AMI hears from Dirk Noy, Partner and Director of Applied Science and Engineering at WSDG, about the company’s Acoustic Simulation Lab in Basel, Switzerland…
How did the lab first come to fruition?
The room was opened in September 2018 and we invited some people over for a ceremonial launch event. We worked on it with a team here locally and it took around two to three months of construction to build.
It’s kind of a modular approach – the room was already existing so we just had to put some furniture in there along with some acoustic treatment for absorption and diffusion on the walls and ceiling. When we moved here about 18 months ago the room was left empty for a long time.

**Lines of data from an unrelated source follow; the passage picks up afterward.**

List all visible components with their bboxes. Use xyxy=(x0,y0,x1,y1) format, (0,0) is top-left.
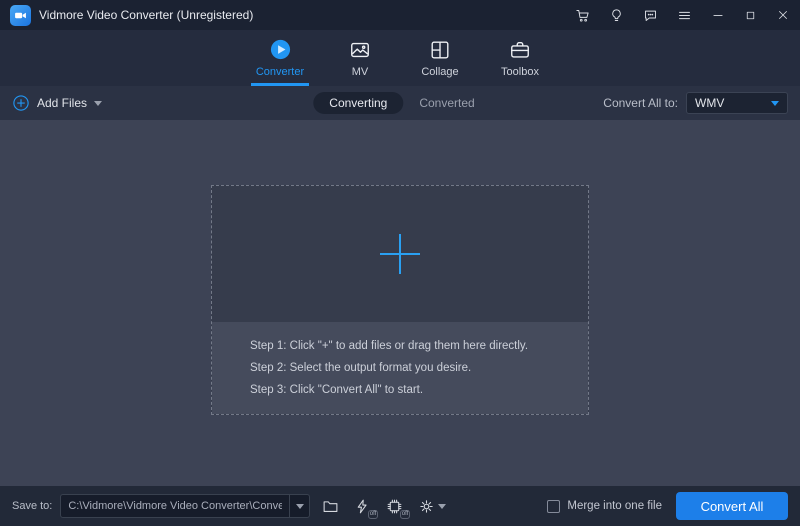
tab-converting[interactable]: Converting xyxy=(313,92,404,114)
tab-toolbox-label: Toolbox xyxy=(501,65,539,78)
add-plus-icon xyxy=(380,234,420,274)
toolbox-icon xyxy=(509,39,531,61)
collage-grid-icon xyxy=(429,39,451,61)
app-title: Vidmore Video Converter (Unregistered) xyxy=(39,8,254,22)
file-dropzone[interactable]: Step 1: Click "+" to add files or drag t… xyxy=(211,185,589,415)
settings-button[interactable] xyxy=(418,498,447,515)
tab-converter[interactable]: Converter xyxy=(240,30,320,86)
maximize-icon[interactable] xyxy=(744,9,757,22)
footer-tools: off off xyxy=(322,498,447,519)
tab-mv[interactable]: MV xyxy=(320,30,400,86)
step-2-text: Step 2: Select the output format you des… xyxy=(250,362,472,374)
convert-all-to-label: Convert All to: xyxy=(603,96,678,110)
feedback-icon[interactable] xyxy=(643,8,658,23)
dropzone-steps: Step 1: Click "+" to add files or drag t… xyxy=(212,322,588,414)
tab-collage[interactable]: Collage xyxy=(400,30,480,86)
cart-icon[interactable] xyxy=(575,8,590,23)
open-folder-icon[interactable] xyxy=(322,498,339,515)
add-plus-circle-icon xyxy=(13,95,29,111)
footer-right: Merge into one file Convert All xyxy=(547,492,788,520)
minimize-icon[interactable] xyxy=(711,8,725,22)
titlebar: Vidmore Video Converter (Unregistered) xyxy=(0,0,800,30)
save-to-label: Save to: xyxy=(12,500,53,512)
flash-speed-icon[interactable]: off xyxy=(354,498,379,519)
tab-converter-label: Converter xyxy=(255,66,305,78)
add-files-button[interactable]: Add Files xyxy=(12,94,103,112)
convert-all-to-group: Convert All to: WMV xyxy=(603,92,788,114)
save-path-field xyxy=(60,494,311,518)
footer-bar: Save to: off off Merge into one file Con… xyxy=(0,486,800,526)
main-nav: Converter MV Collage Toolbox xyxy=(0,30,800,86)
save-path-caret-icon[interactable] xyxy=(289,495,309,517)
hardware-chip-icon[interactable]: off xyxy=(386,498,411,519)
settings-caret-icon xyxy=(438,503,447,509)
play-circle-icon xyxy=(269,38,292,61)
tab-collage-label: Collage xyxy=(421,65,459,78)
main-content: Step 1: Click "+" to add files or drag t… xyxy=(0,120,800,486)
hardware-off-badge: off xyxy=(399,509,411,519)
format-caret-icon xyxy=(771,100,779,106)
step-1-text: Step 1: Click "+" to add files or drag t… xyxy=(250,340,529,352)
convert-all-button[interactable]: Convert All xyxy=(676,492,788,520)
save-path-input[interactable] xyxy=(61,500,290,512)
mv-screen-icon xyxy=(349,39,371,61)
merge-into-one-file-option[interactable]: Merge into one file xyxy=(547,499,662,513)
step-3-text: Step 3: Click "Convert All" to start. xyxy=(250,384,424,396)
queue-tabs: Converting Converted xyxy=(313,92,486,114)
merge-label: Merge into one file xyxy=(567,500,662,512)
video-camera-glyph xyxy=(15,12,26,18)
dropzone-add-area[interactable] xyxy=(212,186,588,322)
menu-icon[interactable] xyxy=(677,8,692,23)
merge-checkbox[interactable] xyxy=(547,499,561,513)
output-format-value: WMV xyxy=(695,96,725,110)
tab-toolbox[interactable]: Toolbox xyxy=(480,30,560,86)
add-files-label: Add Files xyxy=(37,96,88,110)
output-format-select[interactable]: WMV xyxy=(686,92,788,114)
flash-off-badge: off xyxy=(367,509,379,519)
toolbar: Add Files Converting Converted Convert A… xyxy=(0,86,800,120)
add-files-caret-icon xyxy=(94,100,103,106)
titlebar-actions xyxy=(575,8,790,23)
tab-converted[interactable]: Converted xyxy=(407,92,486,114)
bulb-icon[interactable] xyxy=(609,8,624,23)
gear-icon xyxy=(420,499,434,513)
app-logo-icon xyxy=(10,4,31,26)
tab-mv-label: MV xyxy=(351,65,369,78)
close-icon[interactable] xyxy=(776,8,790,22)
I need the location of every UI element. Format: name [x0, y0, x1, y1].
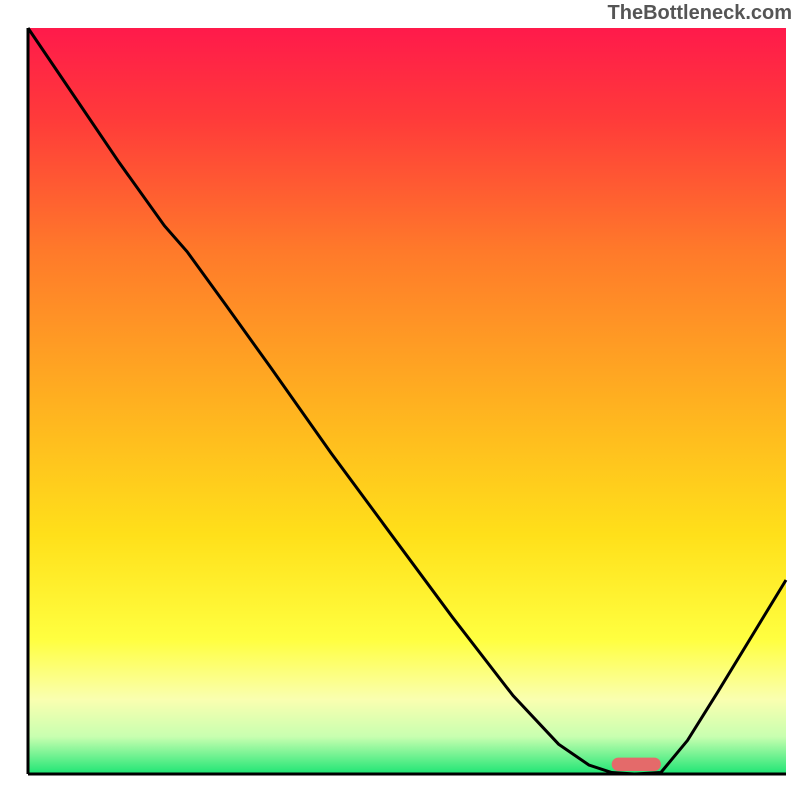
bottleneck-chart [0, 0, 800, 800]
chart-container: TheBottleneck.com [0, 0, 800, 800]
plot-area [28, 28, 786, 774]
watermark-text: TheBottleneck.com [608, 2, 792, 25]
optimal-marker [612, 758, 661, 771]
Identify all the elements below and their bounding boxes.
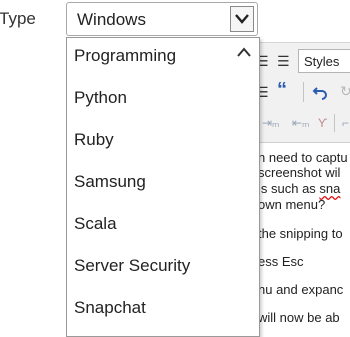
dropdown-option[interactable]: Samsung: [74, 172, 146, 192]
dropdown-option[interactable]: Programming: [74, 46, 176, 66]
chevron-down-icon: [235, 14, 249, 24]
type-select-value: Windows: [77, 10, 146, 29]
undo-icon[interactable]: [312, 84, 328, 100]
quote-icon[interactable]: “: [277, 80, 287, 100]
indent-icon[interactable]: ⇥ₘ: [262, 116, 280, 130]
editor-line: own menu?: [258, 197, 326, 212]
dropdown-option[interactable]: Ruby: [74, 130, 114, 150]
dropdown-option[interactable]: Python: [74, 88, 127, 108]
type-dropdown-list[interactable]: Programming Python Ruby Samsung Scala Se…: [66, 37, 260, 337]
editor-line: screenshot wil: [258, 165, 341, 180]
editor-line: the snipping to: [258, 226, 343, 241]
misspelled-word[interactable]: sna: [319, 181, 340, 196]
dropdown-option[interactable]: Scala: [74, 214, 117, 234]
styles-select[interactable]: Styles: [298, 49, 350, 73]
list-icon[interactable]: ☰: [277, 54, 290, 68]
tool-icon[interactable]: ⌐: [342, 116, 349, 130]
editor-line-text: ls such as: [258, 181, 320, 196]
editor-line: n need to captu: [258, 150, 348, 165]
editor-line: will now be ab: [258, 310, 340, 325]
redo-icon[interactable]: ↻: [340, 84, 350, 98]
type-select[interactable]: Windows: [66, 2, 258, 36]
outdent-icon[interactable]: ⇤ₘ: [292, 116, 310, 130]
toolbar-separator: [303, 82, 304, 102]
type-field-label: Type: [0, 9, 36, 28]
editor-line: nu and expanc: [258, 282, 344, 297]
filter-icon[interactable]: Ƴ: [318, 116, 327, 130]
dropdown-option[interactable]: Snapchat: [74, 298, 146, 318]
editor-line: ls such as sna: [258, 181, 340, 196]
select-toggle-button[interactable]: [230, 6, 254, 32]
editor-line: ess Esc: [258, 254, 304, 269]
chevron-up-icon[interactable]: [234, 44, 254, 62]
toolbar-separator: [334, 114, 335, 132]
dropdown-option[interactable]: Server Security: [74, 256, 190, 276]
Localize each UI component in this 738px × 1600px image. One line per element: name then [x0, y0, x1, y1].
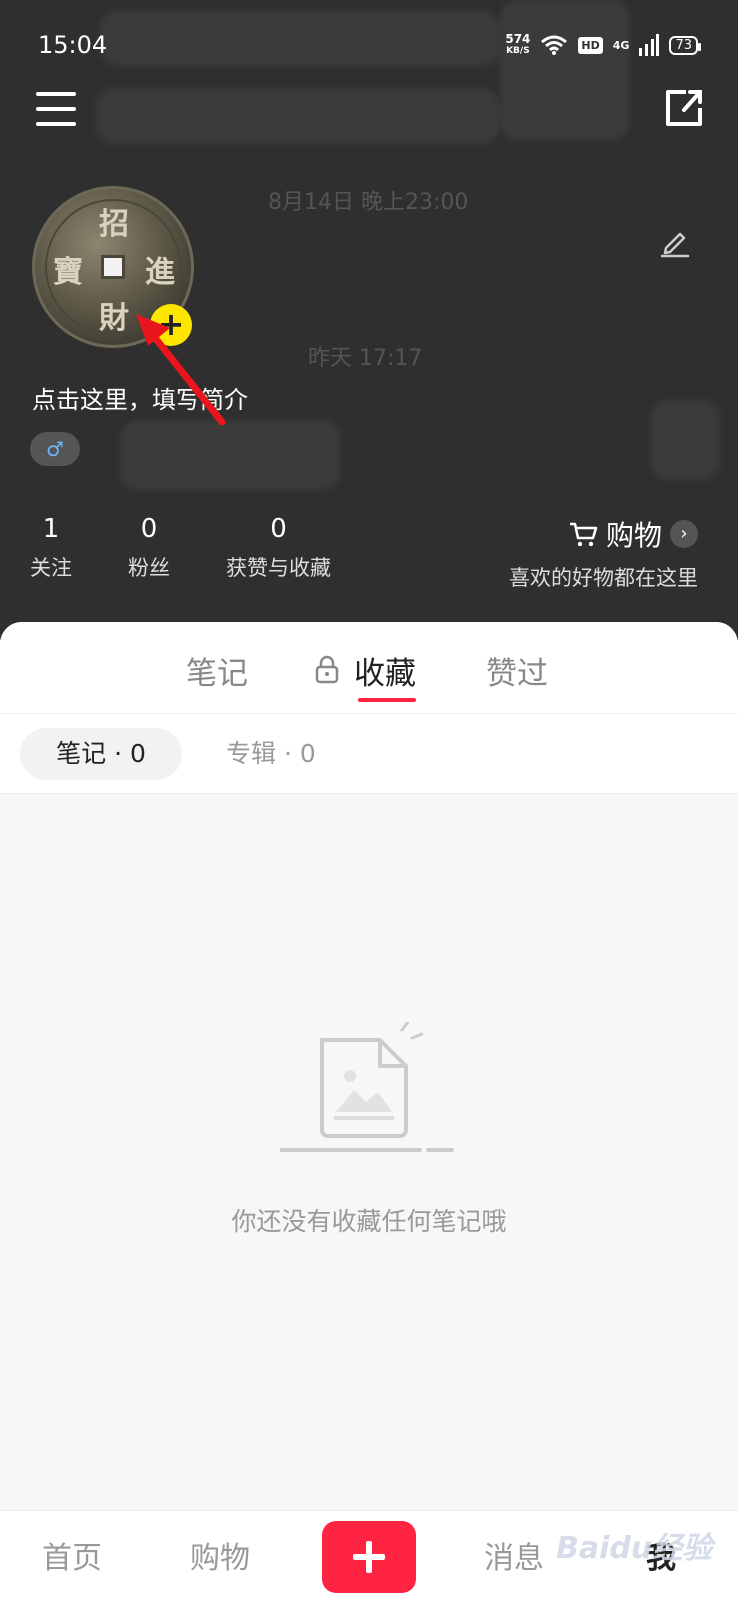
bio-placeholder[interactable]: 点击这里，填写简介: [32, 380, 248, 415]
empty-state-message: 你还没有收藏任何笔记哦: [231, 1207, 507, 1236]
stat-followers-value: 0: [140, 514, 158, 544]
shopping-subtitle: 喜欢的好物都在这里: [509, 566, 698, 590]
coin-character-top: 招: [99, 207, 129, 242]
status-bar: 15:04 574 KB/S HD 4G 73: [38, 28, 701, 62]
lock-icon: [315, 655, 339, 684]
background-date-2: 昨天 17:17: [308, 346, 423, 371]
shopping-entry[interactable]: 购物 › 喜欢的好物都在这里: [509, 514, 698, 592]
menu-line: [36, 107, 76, 111]
battery-indicator: 73: [669, 35, 701, 55]
stat-likes-collects[interactable]: 0 获赞与收藏: [226, 514, 331, 582]
shopping-cart-icon: [569, 522, 598, 547]
coin-character-right: 進: [145, 255, 175, 290]
active-tab-indicator: [358, 698, 416, 702]
empty-document-icon: [280, 1022, 454, 1152]
stat-followers[interactable]: 0 粉丝: [128, 514, 170, 582]
nav-home[interactable]: 首页: [42, 1533, 102, 1577]
network-speed-value: 574: [505, 32, 531, 46]
baidu-watermark: Baidu经验: [556, 1531, 713, 1566]
coin-hole: [101, 255, 125, 279]
stat-likes-value: 0: [270, 514, 287, 544]
add-avatar-button[interactable]: +: [150, 304, 192, 346]
male-icon: ♂: [46, 437, 64, 461]
stat-following[interactable]: 1 关注: [30, 514, 72, 582]
stat-followers-label: 粉丝: [128, 556, 170, 580]
stat-likes-label: 获赞与收藏: [226, 556, 331, 580]
background-date-1: 8月14日 晚上23:00: [268, 190, 469, 215]
tab-liked[interactable]: 赞过: [486, 648, 548, 693]
main-tabs: 笔记 收藏 赞过: [0, 622, 738, 714]
stat-following-value: 1: [42, 514, 60, 544]
signal-icon: [639, 34, 660, 56]
menu-line: [36, 92, 76, 96]
menu-line: [36, 122, 76, 126]
nav-shopping[interactable]: 购物: [190, 1533, 250, 1577]
nav-messages[interactable]: 消息: [484, 1533, 544, 1577]
profile-header: 8月14日 晚上23:00 昨天 17:17 15:04 574 KB/S HD…: [0, 0, 738, 640]
network-speed-unit: KB/S: [506, 46, 530, 56]
network-type: 4G: [612, 38, 630, 52]
shopping-title: 购物: [605, 519, 662, 552]
subtab-albums[interactable]: 专辑 · 0: [226, 728, 316, 780]
menu-button[interactable]: [36, 92, 76, 126]
tab-collections[interactable]: 收藏: [354, 648, 416, 693]
content-sheet: 笔记 收藏 赞过 笔记 · 0 专辑 · 0 你还没有收藏任何笔记哦: [0, 622, 738, 1510]
share-button[interactable]: [664, 88, 704, 128]
gender-badge: ♂: [30, 432, 80, 466]
bottom-navigation: 首页 购物 消息 我 Baidu经验: [0, 1510, 738, 1600]
status-time: 15:04: [38, 31, 108, 59]
subtab-notes[interactable]: 笔记 · 0: [20, 728, 182, 780]
network-speed: 574 KB/S: [505, 33, 530, 57]
wifi-icon: [541, 35, 568, 55]
stat-following-label: 关注: [30, 556, 72, 580]
hd-badge: HD: [578, 36, 603, 54]
sub-tabs: 笔记 · 0 专辑 · 0: [0, 714, 738, 794]
coin-character-left: 寶: [53, 255, 83, 290]
chevron-right-icon: ›: [670, 520, 698, 548]
tab-notes[interactable]: 笔记: [186, 648, 248, 693]
coin-character-bottom: 財: [99, 301, 129, 336]
edit-pencil-icon[interactable]: [658, 224, 692, 258]
publish-plus-button[interactable]: [322, 1521, 416, 1593]
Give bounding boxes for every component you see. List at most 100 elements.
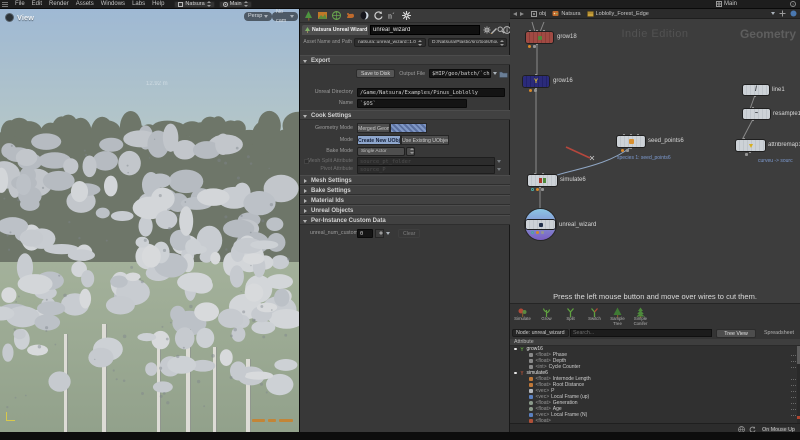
- more-icon[interactable]: [791, 402, 792, 404]
- animal-tool-icon[interactable]: [345, 10, 356, 21]
- menu-windows[interactable]: Windows: [101, 1, 125, 7]
- node-flags[interactable]: [531, 231, 544, 234]
- gear-icon[interactable]: [401, 10, 412, 21]
- menu-labs[interactable]: Labs: [132, 1, 145, 7]
- node-flags[interactable]: [529, 89, 537, 92]
- persp-button[interactable]: Persp: [244, 12, 273, 21]
- bake-mode-select[interactable]: Single Actor: [357, 146, 405, 156]
- asset-icon: [305, 27, 310, 33]
- more-icon[interactable]: [791, 408, 792, 410]
- forward-icon[interactable]: [520, 11, 524, 16]
- more-icon[interactable]: [791, 360, 792, 362]
- tree-view-button[interactable]: Tree View: [716, 328, 756, 338]
- tool-split[interactable]: Split: [559, 305, 582, 327]
- menu-edit[interactable]: Edit: [32, 1, 42, 7]
- tree-tool-icon[interactable]: [303, 10, 314, 21]
- more-icon[interactable]: [791, 378, 792, 380]
- node-grow16[interactable]: Y: [523, 76, 549, 87]
- scene-selector[interactable]: Main: [218, 0, 252, 8]
- node-flags[interactable]: [531, 188, 544, 191]
- spreadsheet-view-button[interactable]: Spreadsheet View: [758, 329, 800, 345]
- material-ids-header[interactable]: Material Ids: [300, 195, 510, 205]
- parameter-tab[interactable]: Natsura Unreal Wizard: [302, 25, 368, 35]
- more-icon[interactable]: [791, 414, 792, 416]
- export-section-header[interactable]: Export: [300, 55, 510, 65]
- pin-icon[interactable]: [779, 10, 786, 17]
- node-unreal-wizard[interactable]: [526, 220, 555, 229]
- node-line1[interactable]: /: [743, 85, 769, 95]
- wireframe-globe-icon[interactable]: [331, 10, 342, 21]
- mesh-settings-header[interactable]: Mesh Settings: [300, 175, 510, 185]
- geometry-mode-instanced[interactable]: [390, 122, 427, 133]
- custom-count-label: unreal_num_custom_...: [310, 230, 366, 236]
- menu-caret-icon[interactable]: [493, 72, 498, 75]
- unreal-directory-field[interactable]: /Game/Natsura/Examples/Pinus_Loblolly: [357, 87, 505, 97]
- mode-create-new[interactable]: Create New UObjects: [357, 134, 401, 145]
- geometry-mode-merged[interactable]: Merged Geometry: [357, 122, 390, 133]
- breadcrumb-natsura[interactable]: Natsura: [552, 10, 581, 17]
- cook-settings-header[interactable]: Cook Settings: [300, 110, 510, 120]
- node-simulate6[interactable]: [528, 175, 557, 186]
- desktop-selector[interactable]: Natsura: [174, 0, 215, 8]
- n-prime-icon[interactable]: n´: [387, 10, 398, 21]
- menu-caret-icon[interactable]: [386, 231, 390, 235]
- node-label: line1: [772, 87, 785, 93]
- asset-path-select[interactable]: D:/Natsura/Plastic/src/tools/houdini/hou…: [428, 38, 507, 47]
- path-menu-caret-icon[interactable]: [771, 12, 775, 15]
- attribute-column-header[interactable]: Attribute: [510, 339, 800, 346]
- tool-simple-conifer[interactable]: Simple Conifer: [629, 305, 652, 327]
- mode-use-existing[interactable]: Use Existing UObjects: [401, 134, 449, 145]
- tool-sample-tree[interactable]: Sample Tree: [606, 305, 629, 327]
- menu-file[interactable]: File: [15, 1, 25, 7]
- pivot-attribute-field[interactable]: source_P: [357, 164, 495, 174]
- hamburger-icon[interactable]: [2, 1, 8, 7]
- stepper-icon[interactable]: [375, 228, 384, 238]
- measure-label: 12.92 m: [146, 81, 168, 87]
- more-icon[interactable]: [791, 384, 792, 386]
- viewport-menu-icon[interactable]: [5, 13, 14, 22]
- mesh-split-checkbox[interactable]: [304, 158, 309, 164]
- per-instance-custom-data-header[interactable]: Per-Instance Custom Data: [300, 215, 510, 225]
- asset-name-select[interactable]: natsura::unreal_wizard::1.0: [354, 38, 426, 47]
- more-icon[interactable]: [791, 390, 792, 392]
- camera-button[interactable]: No cam: [272, 9, 298, 24]
- bake-mode-updown[interactable]: [406, 146, 415, 156]
- link-icon[interactable]: [790, 10, 797, 17]
- tool-simulate[interactable]: Simulate: [511, 305, 534, 327]
- node-flags[interactable]: [621, 149, 629, 152]
- node-name-input[interactable]: [370, 25, 480, 35]
- node-grow18[interactable]: [526, 32, 553, 43]
- pane-tab-main[interactable]: Main: [716, 1, 737, 7]
- output-file-field[interactable]: $HIP/geo/batch/`chs("nam: [429, 69, 492, 78]
- name-field[interactable]: `$OS`: [357, 98, 467, 108]
- more-icon[interactable]: [791, 366, 792, 368]
- file-chooser-icon[interactable]: [499, 70, 508, 78]
- tool-grow[interactable]: Grow: [535, 305, 558, 327]
- node-flags[interactable]: [745, 153, 748, 156]
- clear-button[interactable]: Clear: [398, 228, 421, 238]
- node-flags[interactable]: [528, 45, 536, 48]
- refresh-icon[interactable]: [373, 10, 384, 21]
- node-attribremap1[interactable]: [736, 140, 765, 151]
- network-canvas[interactable]: Indie Edition Geometry grow18 Y grow16 s…: [510, 19, 800, 303]
- breadcrumb-obj[interactable]: obj: [531, 10, 546, 17]
- unreal-objects-header[interactable]: Unreal Objects: [300, 205, 510, 215]
- image-tool-icon[interactable]: [317, 10, 328, 21]
- help-icon[interactable]: ?: [790, 1, 796, 7]
- save-to-disk-button[interactable]: Save to Disk: [356, 69, 396, 78]
- node-resample1[interactable]: ~: [743, 109, 770, 119]
- menu-render[interactable]: Render: [49, 1, 69, 7]
- node-seed-points6[interactable]: [617, 136, 645, 147]
- bake-settings-header[interactable]: Bake Settings: [300, 185, 510, 195]
- moon-icon[interactable]: [359, 10, 370, 21]
- back-icon[interactable]: [513, 11, 517, 16]
- tool-switch[interactable]: Switch: [583, 305, 606, 327]
- scene-viewport[interactable]: View Persp No cam 12.92 m: [0, 9, 320, 432]
- more-icon[interactable]: [791, 354, 792, 356]
- attribute-search-input[interactable]: [570, 329, 712, 337]
- breadcrumb-loblolly-forest-edge[interactable]: Loblolly_Forest_Edge: [586, 10, 649, 17]
- more-icon[interactable]: [791, 396, 792, 398]
- menu-assets[interactable]: Assets: [76, 1, 94, 7]
- custom-count-field[interactable]: 0: [357, 228, 373, 238]
- menu-help[interactable]: Help: [152, 1, 164, 7]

It’s in the basement which is tough to use for anything else, so it got to a point where we finally decided to make use of the space.
How does the testing process work?
When running acoustic simulations, you have a dry signal like speech or piano recorded in an anechoic environment, and if you listen to it, it sounds completely anechoic with no reverb on it. This is usually used as a base file where the simulation program will add the reverberation signals as they occur per the calcs, and you create a stereo wav file that you normally listen to on headphones, although this doesn’t always work perfectly – I mean who wears headphones in a concert hall?
What really opened our eyes was when we started to play around with VR goggles. Users are placed in a virtual 3D space and as they turn their heads with headphones on, they will hear no change in the audio effect regardless of where they are looking in the space, as the headphones are basically glued to their ears. However, if you get rid of the headphones and install a number of loudspeakers, you can move your head to the right side and actually hear the reflections off the right side wall (reproduced by the loudspeaker that sits in that area). We then started testing the simulation software itself because we needed to make sure that our simulation program can actually generate the multidimensional files.
With the lab, we’ve tried to be simple but still comprehensive enough so that our hearing understands it as a three-dimensional sound field. I think at the moment, 9.1 is actually a good compromise in terms of representing reality – which is totally complex and has hundreds of thousands of sources – as best we can, while still being manageable in a project environment.
Because we are an international firm, we now have testing labs in New York and Berlin, which provide our global clients with these same options. The Swiss lab however was the catalyst for the original idea, and the room itself really does sound amazing.
I guess the main purpose is that it’s an application based setup that facilitates dialogue between acoustical experts and clients, audio architects and users of the space. The real value is that users can compare different degrees of acoustical treatment etc. – it makes it possible to base an educated decision on an issue that will make a meaningful improvement to the client’s environment and workflow. Apart from its role as an acoustic simulation lab, it’s a decision facilitator and dialogue enhancer!